[Python-Dev] A proposal: configuring logging using dictionaries

Vinay Sajip vinay_sajip at yahoo.co.uk
Sat Oct 17 09:23:50 CEST 2009


A little while ago, I posted here a suggestion about a new way to configure
logging, using dictionaries. This received some positive and no negative
feedback, so I have thought some more about the details of how it might work. I
present below the results of that thinking, in a PEP-style format. I don't know
if an actual PEP is required for a change of this type, but I felt that it's
still worth going through the exercise to try and achieve a reasonable level of
rigour. (I hope I've succeeded.)

I would welcome all your feedback on this proposal. If I hear no negative
feedback, I propose to implement this feature as suggested.

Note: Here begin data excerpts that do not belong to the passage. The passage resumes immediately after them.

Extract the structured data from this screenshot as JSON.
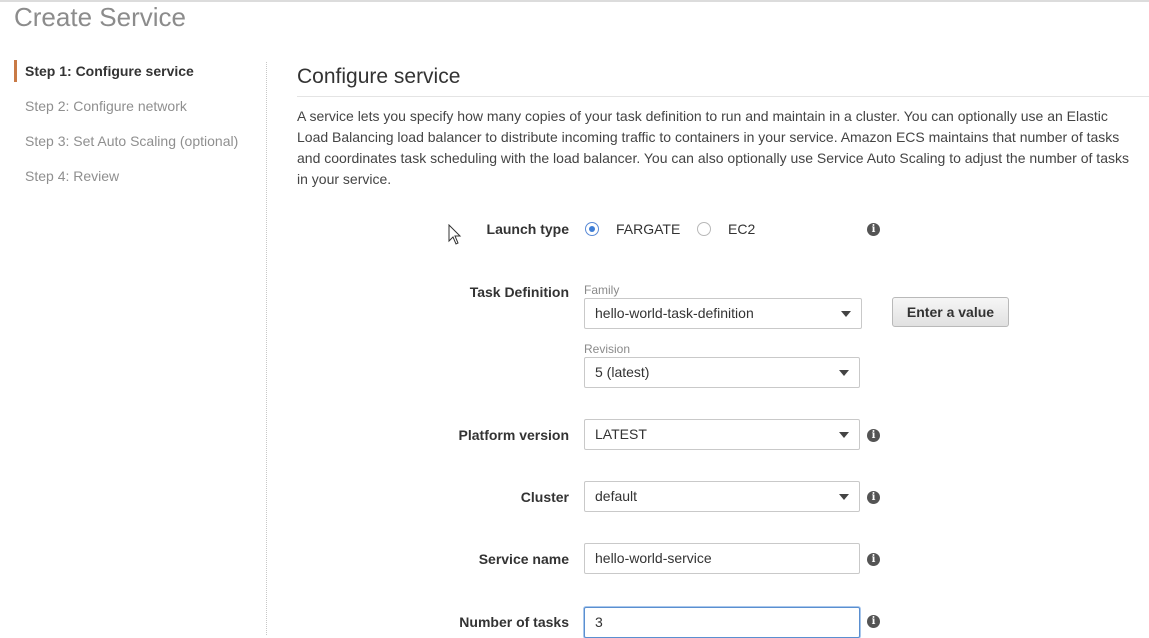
{
  "page": {
    "title": "Create Service"
  },
  "steps": [
    {
      "label": "Step 1: Configure service",
      "active": true
    },
    {
      "label": "Step 2: Configure network",
      "active": false
    },
    {
      "label": "Step 3: Set Auto Scaling (optional)",
      "active": false
    },
    {
      "label": "Step 4: Review",
      "active": false
    }
  ],
  "section": {
    "title": "Configure service",
    "description": "A service lets you specify how many copies of your task definition to run and maintain in a cluster. You can optionally use an Elastic Load Balancing load balancer to distribute incoming traffic to containers in your service. Amazon ECS maintains that number of tasks and coordinates task scheduling with the load balancer. You can also optionally use Service Auto Scaling to adjust the number of tasks in your service."
  },
  "form": {
    "launch_type": {
      "label": "Launch type",
      "options": [
        {
          "label": "FARGATE",
          "selected": true
        },
        {
          "label": "EC2",
          "selected": false
        }
      ]
    },
    "task_definition": {
      "label": "Task Definition",
      "family_label": "Family",
      "family_value": "hello-world-task-definition",
      "revision_label": "Revision",
      "revision_value": "5 (latest)",
      "enter_value_button": "Enter a value"
    },
    "platform_version": {
      "label": "Platform version",
      "value": "LATEST"
    },
    "cluster": {
      "label": "Cluster",
      "value": "default"
    },
    "service_name": {
      "label": "Service name",
      "value": "hello-world-service"
    },
    "number_of_tasks": {
      "label": "Number of tasks",
      "value": "3"
    }
  },
  "icons": {
    "info": "info-icon",
    "dropdown": "chevron-down-icon",
    "cursor": "mouse-pointer-icon"
  },
  "colors": {
    "active_step_marker": "#c97a46",
    "radio_selected": "#3f7ed6",
    "focus_border": "#5a8fd0"
  },
  "glyphs": {
    "info": "i"
  }
}
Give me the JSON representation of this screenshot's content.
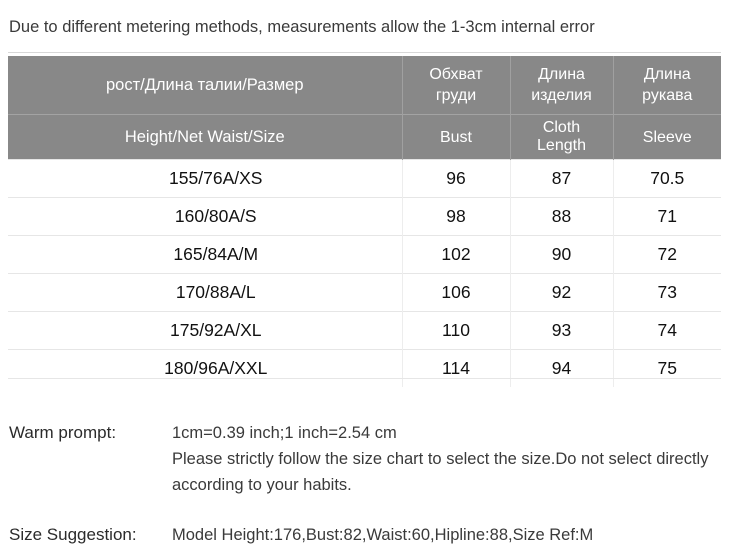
{
  "intro": {
    "text": "Due to different metering methods, measurements allow the 1-3cm internal error"
  },
  "table": {
    "headers_ru": {
      "size": "рост/Длина  талии/Размер",
      "bust": "Обхват\nгруди",
      "cloth_length": "Длина\nизделия",
      "sleeve": "Длина\nрукава"
    },
    "headers_en": {
      "size": "Height/Net  Waist/Size",
      "bust": "Bust",
      "cloth_length": "Cloth\nLength",
      "sleeve": "Sleeve"
    },
    "rows": [
      {
        "size": "155/76A/XS",
        "bust": "96",
        "cloth_length": "87",
        "sleeve": "70.5"
      },
      {
        "size": "160/80A/S",
        "bust": "98",
        "cloth_length": "88",
        "sleeve": "71"
      },
      {
        "size": "165/84A/M",
        "bust": "102",
        "cloth_length": "90",
        "sleeve": "72"
      },
      {
        "size": "170/88A/L",
        "bust": "106",
        "cloth_length": "92",
        "sleeve": "73"
      },
      {
        "size": "175/92A/XL",
        "bust": "110",
        "cloth_length": "93",
        "sleeve": "74"
      },
      {
        "size": "180/96A/XXL",
        "bust": "114",
        "cloth_length": "94",
        "sleeve": "75"
      }
    ]
  },
  "notes": {
    "warm_prompt_label": "Warm prompt:",
    "warm_prompt_line1": "1cm=0.39 inch;1 inch=2.54 cm",
    "warm_prompt_line2": "Please strictly follow the size chart  to select the size.Do not select directly according to your habits.",
    "size_suggestion_label": "Size Suggestion:",
    "size_suggestion_value": "Model Height:176,Bust:82,Waist:60,Hipline:88,Size Ref:M"
  },
  "colors": {
    "header_gray": "#888888",
    "header_text": "#ffffff",
    "body_text": "#111111",
    "rule": "#e6e6e6"
  }
}
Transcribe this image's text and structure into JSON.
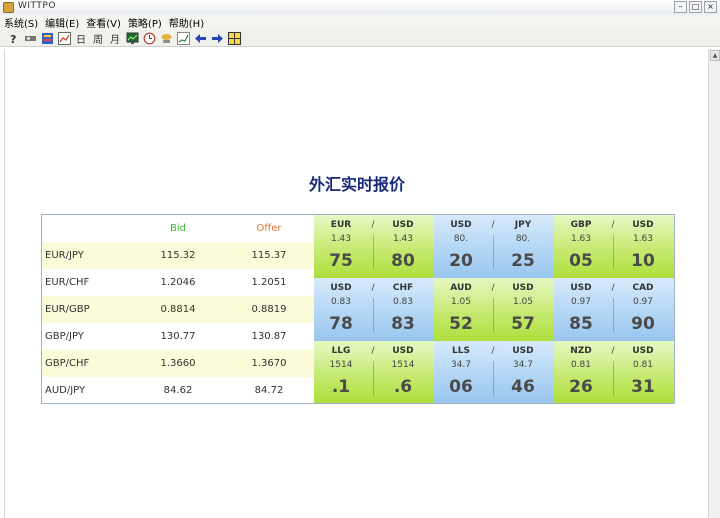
{
  "window": {
    "title": "WITTPO"
  },
  "menu": [
    {
      "label": "系统(S)"
    },
    {
      "label": "编辑(E)"
    },
    {
      "label": "查看(V)"
    },
    {
      "label": "策略(P)"
    },
    {
      "label": "帮助(H)"
    }
  ],
  "toolbar": {
    "day": "日",
    "week": "周",
    "month": "月"
  },
  "page": {
    "title": "外汇实时报价"
  },
  "quotes": {
    "header": {
      "bid": "Bid",
      "offer": "Offer"
    },
    "rows": [
      {
        "pair": "EUR/JPY",
        "bid": "115.32",
        "offer": "115.37"
      },
      {
        "pair": "EUR/CHF",
        "bid": "1.2046",
        "offer": "1.2051"
      },
      {
        "pair": "EUR/GBP",
        "bid": "0.8814",
        "offer": "0.8819"
      },
      {
        "pair": "GBP/JPY",
        "bid": "130.77",
        "offer": "130.87"
      },
      {
        "pair": "GBP/CHF",
        "bid": "1.3660",
        "offer": "1.3670"
      },
      {
        "pair": "AUD/JPY",
        "bid": "84.62",
        "offer": "84.72"
      }
    ]
  },
  "tiles": [
    {
      "left": "EUR",
      "right": "USD",
      "sep": "/",
      "left_small": "1.43",
      "right_small": "1.43",
      "left_big": "75",
      "right_big": "80",
      "color": "green"
    },
    {
      "left": "USD",
      "right": "JPY",
      "sep": "/",
      "left_small": "80.",
      "right_small": "80.",
      "left_big": "20",
      "right_big": "25",
      "color": "blue"
    },
    {
      "left": "GBP",
      "right": "USD",
      "sep": "/",
      "left_small": "1.63",
      "right_small": "1.63",
      "left_big": "05",
      "right_big": "10",
      "color": "green"
    },
    {
      "left": "USD",
      "right": "CHF",
      "sep": "/",
      "left_small": "0.83",
      "right_small": "0.83",
      "left_big": "78",
      "right_big": "83",
      "color": "blue"
    },
    {
      "left": "AUD",
      "right": "USD",
      "sep": "/",
      "left_small": "1.05",
      "right_small": "1.05",
      "left_big": "52",
      "right_big": "57",
      "color": "green"
    },
    {
      "left": "USD",
      "right": "CAD",
      "sep": "/",
      "left_small": "0.97",
      "right_small": "0.97",
      "left_big": "85",
      "right_big": "90",
      "color": "blue"
    },
    {
      "left": "LLG",
      "right": "USD",
      "sep": "/",
      "left_small": "1514",
      "right_small": "1514",
      "left_big": ".1",
      "right_big": ".6",
      "color": "green"
    },
    {
      "left": "LLS",
      "right": "USD",
      "sep": "/",
      "left_small": "34.7",
      "right_small": "34.7",
      "left_big": "06",
      "right_big": "46",
      "color": "blue"
    },
    {
      "left": "NZD",
      "right": "USD",
      "sep": "/",
      "left_small": "0.81",
      "right_small": "0.81",
      "left_big": "26",
      "right_big": "31",
      "color": "green"
    }
  ],
  "colors": {
    "tile_green": "#bfe66a",
    "tile_blue": "#aed2f3",
    "row_highlight": "#fbfbd9",
    "bid_header": "#3fae33",
    "offer_header": "#e0783a",
    "title": "#1a2a7a"
  }
}
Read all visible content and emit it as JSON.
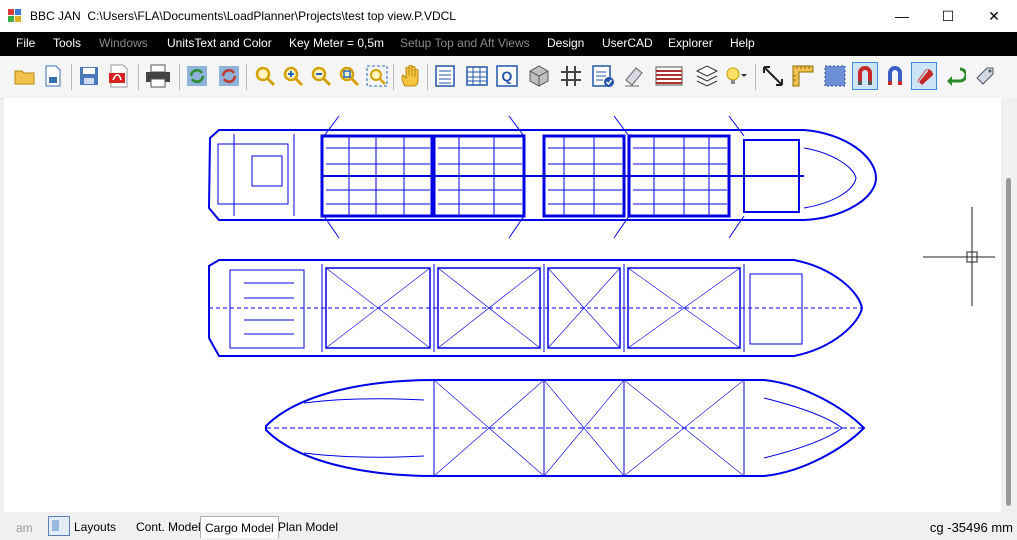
{
  "window": {
    "app_name": "BBC JAN",
    "file_path": "C:\\Users\\FLA\\Documents\\LoadPlanner\\Projects\\test top view.P.VDCL",
    "minimize": "—",
    "maximize": "☐",
    "close": "✕"
  },
  "menu": {
    "items": [
      {
        "label": "File",
        "enabled": true
      },
      {
        "label": "Tools",
        "enabled": true
      },
      {
        "label": "Windows",
        "enabled": false
      },
      {
        "label": "UnitsText and Color",
        "enabled": true
      },
      {
        "label": "Key Meter = 0,5m",
        "enabled": true
      },
      {
        "label": "Setup Top and Aft Views",
        "enabled": false
      },
      {
        "label": "Design",
        "enabled": true
      },
      {
        "label": "UserCAD",
        "enabled": true
      },
      {
        "label": "Explorer",
        "enabled": true
      },
      {
        "label": "Help",
        "enabled": true
      }
    ]
  },
  "toolbar": {
    "icons": [
      "open-folder-icon",
      "new-document-icon",
      "save-icon",
      "pdf-icon",
      "print-icon",
      "refresh-icon",
      "refresh-all-icon",
      "zoom-icon",
      "zoom-in-icon",
      "zoom-out-icon",
      "zoom-fit-icon",
      "zoom-window-icon",
      "pan-hand-icon",
      "list-view-icon",
      "table-icon",
      "query-icon",
      "3d-box-icon",
      "grid-icon",
      "checklist-icon",
      "eraser-icon",
      "hatch-icon",
      "layers-icon",
      "lightbulb-icon",
      "measure-icon",
      "ruler-icon",
      "select-region-icon",
      "magnet-red-icon",
      "magnet-blue-icon",
      "magnet-icon",
      "undo-arrow-icon",
      "tag-icon"
    ],
    "active": [
      "magnet-red-icon",
      "magnet-icon"
    ]
  },
  "statusbar": {
    "left_text": "am",
    "tabs": [
      {
        "label": "Layouts",
        "selected": false
      },
      {
        "label": "Cont. Model",
        "selected": false
      },
      {
        "label": "Cargo Model",
        "selected": true
      },
      {
        "label": "Plan Model",
        "selected": false
      }
    ],
    "right_text": "cg -35496 mm"
  },
  "colors": {
    "drawing_line": "#0000e6",
    "menubar_bg": "#000000",
    "canvas_bg": "#ffffff"
  }
}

I thought about posting this on comp.lang.python as well, but possibly it's a
little too much information for most of the folks there. I think it would be
useful to get feedback from the wider community, though, and welcome any
suggestions on how best to achieve this.

Thanks and regards,

Vinay Sajip
-----------
PEP: XXX
Title: Dictionary-Based Configuration For Logging
Version: $Revision$
Last-Modified: $Date$
Author: Vinay Sajip <vinay_sajip at red-dove.com>
Status: Draft
Type: Standards Track
Content-Type: text/x-rst
Created: 15-Oct-2009
Python-Version: 2.7 and 3.2
Post-History:


Abstract
========

This PEP describes a new way of configuring logging using a dictionary to hold
configuration information.

Rationale
=========

The present means for configuring Python's logging package is either by using
the logging API to configure logging programmatically, or else by means of
ConfigParser-based configuration files.

Programmatic configuration, while offering maximal control, fixes the
configuration in Python code.  This does not facilitate changing it easily at
runtime, and, as a result, the ability to flexibly turn the verbosity of
logging up and down for different parts of a using application is lost.  This
limits the usability of logging as an aid to diagnosing problems - and
sometimes, logging is the only diagnostic aid available in production
environments.

The ConfigParser-based configuration system is usable, but does not allow its
users to configure all aspects of the logging package.  For example, Filters
cannot be configured using this system.  Furthermore, the ConfigParser format
appears to engender dislike (sometimes strong dislike) in some quarters.
Though it was chosen because it was the only configuration format supported in
the Python standard at that time, many people regard it (or perhaps just the
particular schema chosen for logging's configuration) as 'crufty' or 'ugly',
in some cases apparently on purely aesthetic grounds.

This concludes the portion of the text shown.